On
a humid, sweaty, honking afternoon last summer, two women were making
their way through the court complex in the north Indian city of Meerut,
searching for the office of the subdivisional magistrate.
They
walked past the purveyors of stamp papers and affidavits, typists
clickety-clacking on stools,
barristers-at-law in flapping gowns,
pillars of wadded files bound in twine.
It
is fair to say that these two did not belong. They had the swaying walk
of village women — half-duck, half-ballerina — who have spent their
lives balancing bundles of firewood on their heads. When they entered
the office of a criminal defense lawyer, in the sweat-stained broom
closet where he receives clients, they were at first so conscious of
their low status that they tried to sit on the floor.
They
were engaging his services because they wanted to work. They lived 10
miles away, in a small settlement where, for generations, begging had
been the main source of income.
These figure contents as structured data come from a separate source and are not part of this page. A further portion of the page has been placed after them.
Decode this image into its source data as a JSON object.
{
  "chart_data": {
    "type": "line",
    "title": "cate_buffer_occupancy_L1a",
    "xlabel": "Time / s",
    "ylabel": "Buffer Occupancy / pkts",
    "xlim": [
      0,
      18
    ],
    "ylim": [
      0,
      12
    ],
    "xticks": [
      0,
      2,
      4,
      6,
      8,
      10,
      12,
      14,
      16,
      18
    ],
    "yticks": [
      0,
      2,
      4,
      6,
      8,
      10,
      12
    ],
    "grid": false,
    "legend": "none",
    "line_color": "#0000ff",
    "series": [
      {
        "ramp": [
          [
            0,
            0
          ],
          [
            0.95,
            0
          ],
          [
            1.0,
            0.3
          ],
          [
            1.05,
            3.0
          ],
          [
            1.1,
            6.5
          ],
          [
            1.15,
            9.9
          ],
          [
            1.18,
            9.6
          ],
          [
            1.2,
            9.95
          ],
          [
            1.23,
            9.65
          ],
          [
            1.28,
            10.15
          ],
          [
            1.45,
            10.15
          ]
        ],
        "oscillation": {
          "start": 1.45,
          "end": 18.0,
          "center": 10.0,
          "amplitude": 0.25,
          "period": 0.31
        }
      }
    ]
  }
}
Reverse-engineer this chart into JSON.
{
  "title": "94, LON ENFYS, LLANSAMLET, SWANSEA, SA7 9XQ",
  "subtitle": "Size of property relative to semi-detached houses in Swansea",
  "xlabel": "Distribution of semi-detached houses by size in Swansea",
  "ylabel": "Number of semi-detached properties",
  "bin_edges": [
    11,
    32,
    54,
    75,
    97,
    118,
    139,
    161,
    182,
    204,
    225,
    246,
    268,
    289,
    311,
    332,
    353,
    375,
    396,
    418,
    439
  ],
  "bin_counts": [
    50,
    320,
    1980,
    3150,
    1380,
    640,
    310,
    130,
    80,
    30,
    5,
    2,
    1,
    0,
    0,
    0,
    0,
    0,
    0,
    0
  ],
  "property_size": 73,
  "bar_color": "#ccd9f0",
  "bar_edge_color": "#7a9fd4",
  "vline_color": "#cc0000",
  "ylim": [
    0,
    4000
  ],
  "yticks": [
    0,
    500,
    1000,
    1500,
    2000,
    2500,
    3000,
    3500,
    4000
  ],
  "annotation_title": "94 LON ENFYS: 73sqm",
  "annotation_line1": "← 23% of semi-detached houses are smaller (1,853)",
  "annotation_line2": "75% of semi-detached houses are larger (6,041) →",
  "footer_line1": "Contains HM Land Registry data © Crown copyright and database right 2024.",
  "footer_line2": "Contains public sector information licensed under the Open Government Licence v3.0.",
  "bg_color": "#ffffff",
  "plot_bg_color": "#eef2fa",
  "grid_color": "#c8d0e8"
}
A few weeks earlier, the male elders of
their caste had decreed that village women working at nearby
meat-processing factories should leave their jobs. The reason they gave
was that women at home would be better protected from the sexual
advances of outside men. A bigger issue lay beneath the surface: The
women’s earnings had begun to undermine the old order.
It
came as a surprise when seven of the women, who had come to rely on the
daily wage of 200 rupees, about $3, refused to stop. The women would
have to, the men said, blocking the lane with their bodies. They did not
expect the women to go to the police.
It
would have been impossible — this appeal to the distant, abstract power
of the Indian state — if the women had not been so angry.
Geeta,
the younger of the two, was born angry. Even as a child, if her
siblings took her portion of food, she was apt to throw everyone’s
dinner into the dirt. “A real bastard-woman,” one neighbor called her,
eyes widening with admiration.
“Let
their ladies sit and cook for them,” Geeta would hiss to her friend
Premwati, as they walked together past their neighbors. “Our husbands
are with us.”
Premwati
was a more cautious sort. In the tradition of their caste, the Nats, a
person challenging a community punishment could offer a defense at trial
by picking up a red-hot piece of iron and walking five steps toward the
temple. If her hands burned, she was guilty, and would be placed in a
hole in the ground until she confessed.